Hahistadrut Street provides ample evidence that he achieved that – and then some. The film shows Pinkas getting out there to speak “to the people.” He approaches proprietors of businesses on the street, including one shopkeeper who says he has problems with people relieving themselves right into his store at night, and a highly disgruntled neighbor called Shosh who says she doesn’t want to be bothered by Pinkas but nevertheless pesters him with all sorts of gripes.
The most impressive part of the campaign is when Pinkas approaches the local taxi stand and talks to the tough-looking employees and their time-worn boss.
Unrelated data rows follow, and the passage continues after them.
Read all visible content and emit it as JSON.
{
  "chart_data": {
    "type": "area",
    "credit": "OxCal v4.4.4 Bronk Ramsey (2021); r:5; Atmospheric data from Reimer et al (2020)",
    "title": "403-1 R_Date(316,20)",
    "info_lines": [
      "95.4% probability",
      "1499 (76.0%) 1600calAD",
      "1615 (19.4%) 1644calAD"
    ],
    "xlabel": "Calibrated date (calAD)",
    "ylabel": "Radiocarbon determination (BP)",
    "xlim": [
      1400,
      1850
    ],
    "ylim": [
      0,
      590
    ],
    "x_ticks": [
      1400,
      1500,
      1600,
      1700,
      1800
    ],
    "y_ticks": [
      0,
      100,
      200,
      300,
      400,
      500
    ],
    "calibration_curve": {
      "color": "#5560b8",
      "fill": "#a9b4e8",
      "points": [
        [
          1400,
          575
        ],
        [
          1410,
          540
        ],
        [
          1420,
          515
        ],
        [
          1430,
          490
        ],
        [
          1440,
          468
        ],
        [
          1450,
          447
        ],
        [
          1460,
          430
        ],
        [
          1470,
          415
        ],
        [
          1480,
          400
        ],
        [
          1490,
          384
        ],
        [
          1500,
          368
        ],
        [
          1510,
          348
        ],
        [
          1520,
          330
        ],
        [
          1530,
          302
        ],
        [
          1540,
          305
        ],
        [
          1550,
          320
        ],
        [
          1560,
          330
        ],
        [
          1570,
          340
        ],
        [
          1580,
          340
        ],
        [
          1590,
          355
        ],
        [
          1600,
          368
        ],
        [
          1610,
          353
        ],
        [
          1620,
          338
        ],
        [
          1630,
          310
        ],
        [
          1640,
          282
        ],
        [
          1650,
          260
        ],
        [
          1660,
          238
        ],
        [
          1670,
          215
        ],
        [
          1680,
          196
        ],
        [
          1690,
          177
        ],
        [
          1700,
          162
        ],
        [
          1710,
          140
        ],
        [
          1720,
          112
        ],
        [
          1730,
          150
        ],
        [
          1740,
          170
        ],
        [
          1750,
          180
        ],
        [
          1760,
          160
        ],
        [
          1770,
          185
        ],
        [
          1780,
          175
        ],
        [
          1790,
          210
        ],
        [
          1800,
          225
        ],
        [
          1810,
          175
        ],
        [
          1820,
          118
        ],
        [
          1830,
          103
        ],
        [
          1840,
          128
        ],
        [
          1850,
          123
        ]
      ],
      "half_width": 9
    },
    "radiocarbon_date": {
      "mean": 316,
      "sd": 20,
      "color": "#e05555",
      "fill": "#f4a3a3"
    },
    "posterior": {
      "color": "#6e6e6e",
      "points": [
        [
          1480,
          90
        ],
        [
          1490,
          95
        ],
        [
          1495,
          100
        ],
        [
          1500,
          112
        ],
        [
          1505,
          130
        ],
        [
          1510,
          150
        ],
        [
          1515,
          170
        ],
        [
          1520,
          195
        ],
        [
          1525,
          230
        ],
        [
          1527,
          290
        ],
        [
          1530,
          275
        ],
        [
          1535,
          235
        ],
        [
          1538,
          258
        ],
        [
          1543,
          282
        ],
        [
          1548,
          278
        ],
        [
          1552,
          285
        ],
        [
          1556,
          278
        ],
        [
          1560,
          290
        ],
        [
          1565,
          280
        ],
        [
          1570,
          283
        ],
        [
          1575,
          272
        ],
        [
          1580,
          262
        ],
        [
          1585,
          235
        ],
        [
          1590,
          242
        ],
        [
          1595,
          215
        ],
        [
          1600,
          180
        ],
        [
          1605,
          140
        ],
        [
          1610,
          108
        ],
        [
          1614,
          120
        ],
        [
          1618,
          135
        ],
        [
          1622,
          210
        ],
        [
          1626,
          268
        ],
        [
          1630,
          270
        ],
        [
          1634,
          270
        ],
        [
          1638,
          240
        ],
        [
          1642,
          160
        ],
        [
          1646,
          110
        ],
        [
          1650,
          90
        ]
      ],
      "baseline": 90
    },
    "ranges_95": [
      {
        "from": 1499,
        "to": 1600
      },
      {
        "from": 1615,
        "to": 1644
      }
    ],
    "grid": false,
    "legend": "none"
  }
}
He finds them to be a receptive audience and an earnest discussion about the ills of the neighborhood ensues.
Pinkas says he and his pals finished the movie, and the project as a whole, in an upbeat mood.
“Four years ago, as a young person and as a student here, there was a sense that everyone was leaving Jerusalem and that there was nothing to look for here.
That’s not the situation today, and not just because of things we have been doing. There is a young scene in Jerusalem too. Things are definitely looking up.”
Mind you, it wasn’t all smooth going and there was the odd run-in with the authorities, but even then Pinkas’s laissez-faire manner generally won out.
“People have been doing good things in Jerusalem for around five years now, and we started our thing on Hahistadrut Street from our balcony,” he says.
“We posted all sorts of signs outside – like a sort of real, tangible Facebook account – so that people living and working on the street, and people just passing through, could see them and get our messages.”
It worked well. “We put out a few signs which were pretty difficult to ignore,” he says. “We got press coverage and we wanted to generate personal interaction.
For example, one sign said: ‘Come up for coffee; how much sugar?’ which naturally meant that people would come upstairs to our apartment and we could meet them face to face. As we said that a few times a day, part of the sign became the name for our group.
It sort of rolled off the tongue easily.”
Another sign they put up had a more provocative message. It read: “Men, please pass through here in modest attire; women feel free.”
“That was a sort of response to the kind of signs you see up in places like Mea She’arim,” Pinkas observes, adding that there was no male chauvinistic intent to it. “The idea wasn’t to turn women into a sex object.
It was to give them a feeling of freedom – that they can dress how they want in the center of town.”
In addition to inviting passersby into their home, Pinkas and his pals set their domestic stall out in the street. “We took our living-room furniture outside and invited people to take part in tea parties,” he says. One of the participants in the alfresco gettogether was none other than Pinkas’s grandma, who originally had some problems with her grandson’s efforts to set his neighborhood to rights, imploring him, in quintessential Jewish mother style, not to get involved in other people’s problems and to instead just find himself a nice girl and settle down. But she, too, soon joined in the Kama Sukar fun.
The other films by the Ma’aleh graduates cover a wide canvas of topics and styles, and there are quite a few moving moments, and comic turns, in store for the Jerusalem Cinematheque audience on Wednesday. Hahistadrut Street will be shown, along with debut offerings from five other graduates of the Ma’aleh School of Television, Film & the Arts, at the Jerusalem Cinematheque on December 26, from 7 p.m. to 9:30 p.m.